NSO Service Tuning Guide

alam.bilal · ‎06-19-2017

Is there a NSO tuning guide available online? I notice after cretaing a three hundred services, the system seems to slow down a lot during service creation. I check on the Openstack computes and all computes have enough resources. In fact, most of the compute are barely half used. The NSO Linux system have 32G with 32cores. When running at with

300 services, it's only using 3G of RAM. Are we constraining the NSO artifically?

[admin@sngpc-nfv-nso-1 ~]$ free -g

total used free shared buff/cache available

Mem: 31 3 11 0 16 26

Swap: 0 0 0

Also, I did notice the jvm is only has a Xmm of 64M and Xms of 16M. Is there any config file that I could change these settings?

root 9772 9435 0 14:08 ? 00:00:00 /opt/ncs/current/lib/ncs/lib/core/sls/priv/agentwrapper java -Xmx64M -Xms16M -Djava.security.egd=file:/dev/./urandom -jar /opt/ncs/current/lib/ncs/lib/core/sls/priv/webapp-runner.jar /opt/ncs/current/lib/ncs/lib/core/sls/priv/smartagent --port 0 --path /smartagent --shutdown-override

root 9773 9772 0 14:08 ? 00:00:17 java -Xmx64M -Xms16M -Djava.security.egd=file:/dev/./urandom -jar /opt/ncs/current/lib/ncs/lib/core/sls/priv/webapp-runner.jar /opt/ncs/current/lib/ncs/lib/core/sls/priv/smartagent --port 0 --path /smartagent --shutdown-override

root 10487 9435 1 14:30 ? 00:00:22 java -classpath :/opt/ncs/current/java/jar/* -Dport=4569 -Djava.security.egd=file:/dev/./urandom -Dfile.encoding=UTF-8 com.tailf.ncs.NcsJVMLauncher

[admin@sngpc-nfv-nso-1 ~]$ java -version openjdk version "1.8.0_65"

OpenJDK Runtime Environment (build 1.8.0_65-b17) OpenJDK 64-Bit Server VM (build 25.65-b01, mixed mode)

admin@SNGPC# show ncs-state

ncs-state patches patches-directory /opt/ncs/current/lib/ncs/patches ncs-state version 4.2.3 ncs-state smp number-of-threads

alam.bilal · ‎06-19-2017

I'm not aware of any tuning guide as such.

Given that there is still free memory, I'm wondering if memory is the issue here.

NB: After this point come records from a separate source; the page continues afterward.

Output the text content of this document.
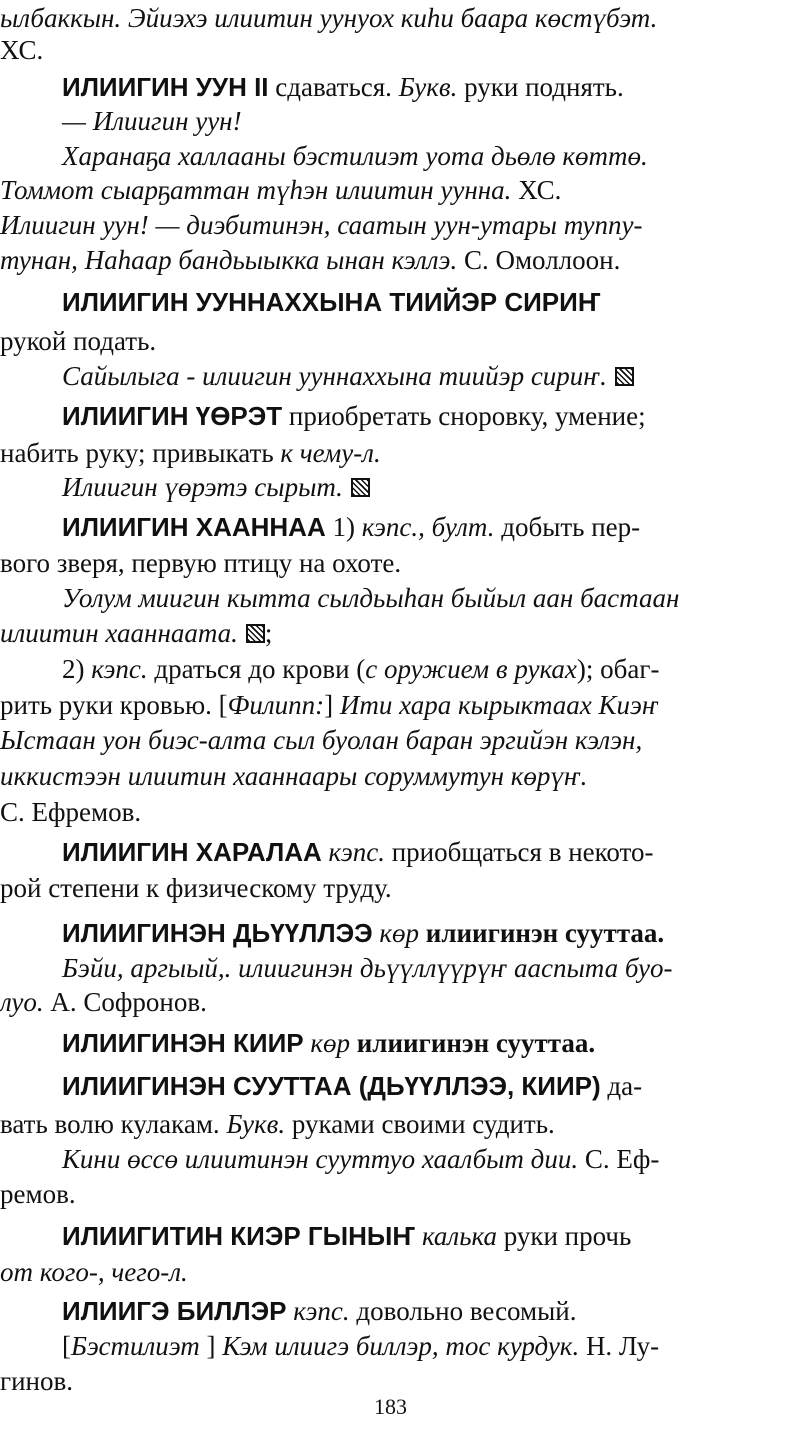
ылбаккын. Эйиэхэ илиитин уунуох киһи баара көстүбэт.
ХС.
ИЛИИГИН УУН II сдаваться. Букв. руки поднять.
— Илиигин уун!
Харанаҕа халлааны бэстилиэт уота дьөлө көттө.
Томмот сыарҕаттан түһэн илиитин уунна. ХС.
Илиигин уун! — диэбитинэн, саатын уун-утары туппу-
тунан, Наһаар бандьыыкка ынан кэллэ. С. Омоллоон.
ИЛИИГИН УУННАХХЫНА ТИИЙЭР СИРИҤ
рукой подать.
Сайылыга - илиигин ууннаххына тиийэр сириҥ.
ИЛИИГИН ҮӨРЭТ приобретать сноровку, умение;
набить руку; привыкать к чему-л.
Илиигин үөрэтэ сырыт.
ИЛИИГИН ХААННАА 1) кэпс., булт. добыть пер-
вого зверя, первую птицу на охоте.
Уолум миигин кытта сылдьыһан быйыл аан бастаан
илиитин хааннаата. ;
2) кэпс. драться до крови (с оружием в руках); обаг-
рить руки кровью. [Филипп:] Ити хара кырыктаах Киэҥ
Ыстаан уон биэс-алта сыл буолан баран эргийэн кэлэн,
иккистээн илиитин хааннаары соруммутун көрүҥ.
С. Ефремов.
ИЛИИГИН ХАРАЛАА кэпс. приобщаться в некото-
рой степени к физическому труду.
ИЛИИГИНЭН ДЬҮҮЛЛЭЭ көр илиигинэн сууттаа.
Бэйи, аргыый,. илиигинэн дьүүллүүрүҥ ааспыта буо-
луо. А. Софронов.
ИЛИИГИНЭН КИИР көр илиигинэн сууттаа.
ИЛИИГИНЭН СУУТТАА (ДЬҮҮЛЛЭЭ, КИИР) да-
вать волю кулакам. Букв. руками своими судить.
Кини өссө илиитинэн сууттуо хаалбыт дии. С. Еф-
ремов.
ИЛИИГИТИН КИЭР ГЫНЫҤ калька руки прочь
от кого-, чего-л.
ИЛИИГЭ БИЛЛЭР кэпс. довольно весомый.
[Бэстилиэт ] Кэм илиигэ биллэр, тос курдук. Н. Лу-
гинов.
183
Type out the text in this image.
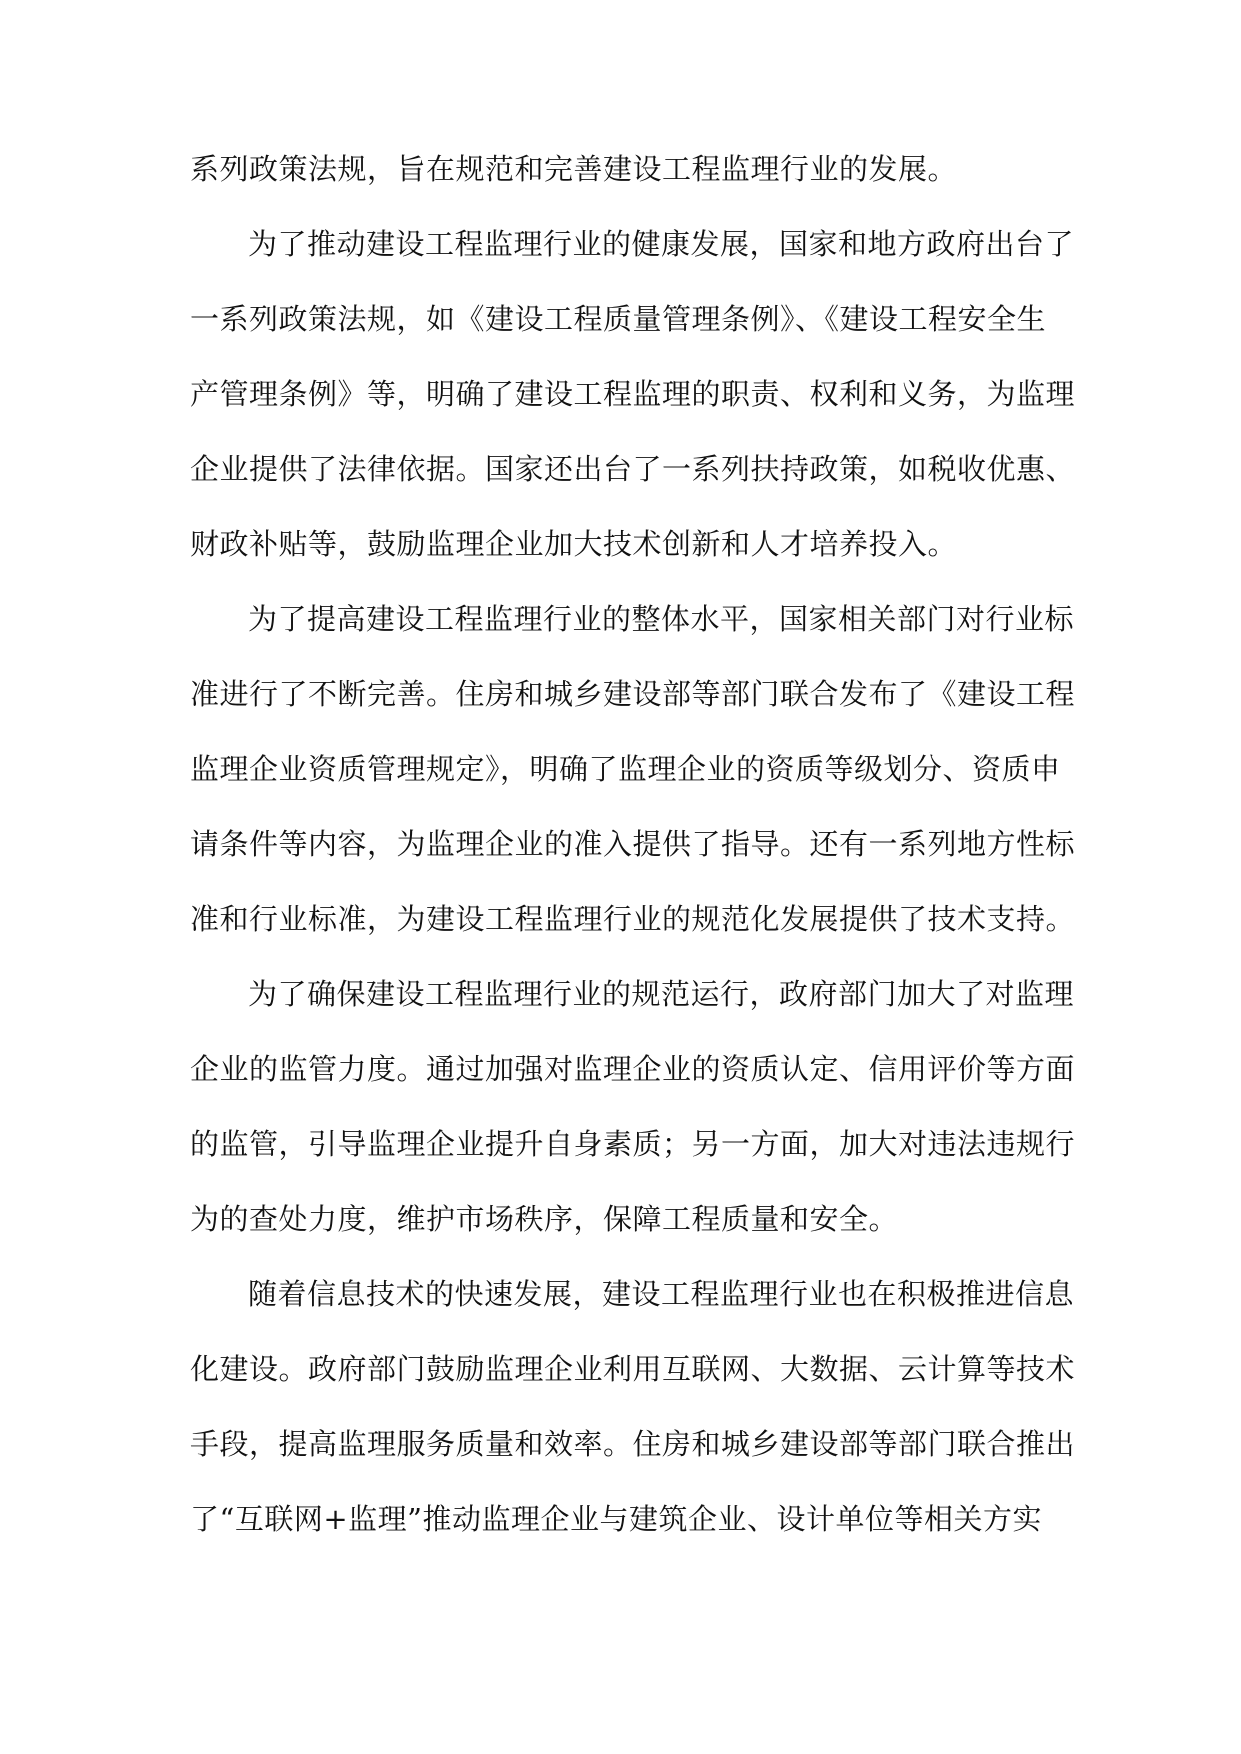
系列政策法规，旨在规范和完善建设工程监理行业的发展。
为了推动建设工程监理行业的健康发展，国家和地方政府出台了
一系列政策法规，如《建设工程质量管理条例》、《建设工程安全生
产管理条例》等，明确了建设工程监理的职责、权利和义务，为监理
企业提供了法律依据。国家还出台了一系列扶持政策，如税收优惠、
财政补贴等，鼓励监理企业加大技术创新和人才培养投入。
为了提高建设工程监理行业的整体水平，国家相关部门对行业标
准进行了不断完善。住房和城乡建设部等部门联合发布了《建设工程
监理企业资质管理规定》，明确了监理企业的资质等级划分、资质申
请条件等内容，为监理企业的准入提供了指导。还有一系列地方性标
准和行业标准，为建设工程监理行业的规范化发展提供了技术支持。
为了确保建设工程监理行业的规范运行，政府部门加大了对监理
企业的监管力度。通过加强对监理企业的资质认定、信用评价等方面
的监管，引导监理企业提升自身素质；另一方面，加大对违法违规行
为的查处力度，维护市场秩序，保障工程质量和安全。
随着信息技术的快速发展，建设工程监理行业也在积极推进信息
化建设。政府部门鼓励监理企业利用互联网、大数据、云计算等技术
手段，提高监理服务质量和效率。住房和城乡建设部等部门联合推出
了“互联网+监理”推动监理企业与建筑企业、设计单位等相关方实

> the system seems to slow down a lot during service creation.

Curious how this is being measured and some numbers to quantify the deterioration would be helpful.

I'd start off by looking at some crude timestamps:

Time spent in the service mapping logic. How that changes when the number of service instances grows.
Time spent for the writes to the device using device traces.
Perhaps use some CPU profiling to get more fine-grained view as to where the CPU cycles are being spent. Compare and contrast that with low/high number of service-instances.

Usually it is the access to the device that is the most expensive. If there is extensive processing/loops in the service mapping logic then (3) should be able to give more insights.

alam.bilal · ‎06-19-2017

Also check if you have some slow xpath:s in your service. Check the xpath log.

alam.bilal · ‎06-19-2017

> > the system seems to slow down a lot during service creation.

> Curious how this is being measured and some numbers to quantify the deterioration would be helpful.

the service code has an alarm. If the service doesn't get created within the specify period. The alarm will be displayed. Hence, it's easy to identify the slowness when u see a tons of alarm on the display while it doesn't happen when the number of service count are low.

alam.bilal · ‎06-19-2017

Generally, when I am analyzing performance of a Service instance creation/modification/etc. I try limiting the logging to a single service invocation and analyze logs by doing the following:

First try to determine ‘where’ the majority of the time the service instance creation is being spent:

1. Enable south-bound device tracing
2. tail –f all logs in the logs directory
3. initiate a service instance create
4. Analyze the devel.log log entries for transaction items like acquiring the lock, time required to calculate southbound diff, etc.
5. Analyze the ncs-java-vm.log (or service-specific python.log file) entries for anything misbehaving.
6. Analyze timing of associated southbound activity to device generated by the service instance.

Once you determine the general area where the delay is happening you can dive deeper.

For example, as Hakan suggested, if the southbound diff calculation is taking a long time – enable the xpath log and check for repeating xpath checks that are taking large amounts of time, etc…

If no smoking-guns are found, then you can proceed to analyzing server memory/cpu etc…

-Larry

alam.bilal · ‎06-19-2017

the service code has an alarm. If the service doesn't get created within

the specify period. The alarm will be displayed. Hence, it's easy to

identify the slowness when u see a tons of alarm on the display while it

doesn't happen when the number of service count are low.

In general, the recommendation is not to do processor intensive task from within the service create callback. It will be good to validate whether the service creation logic here depends (iterates) on the current number of service instances. Ideally, creation of each of the service instance should take same order of time.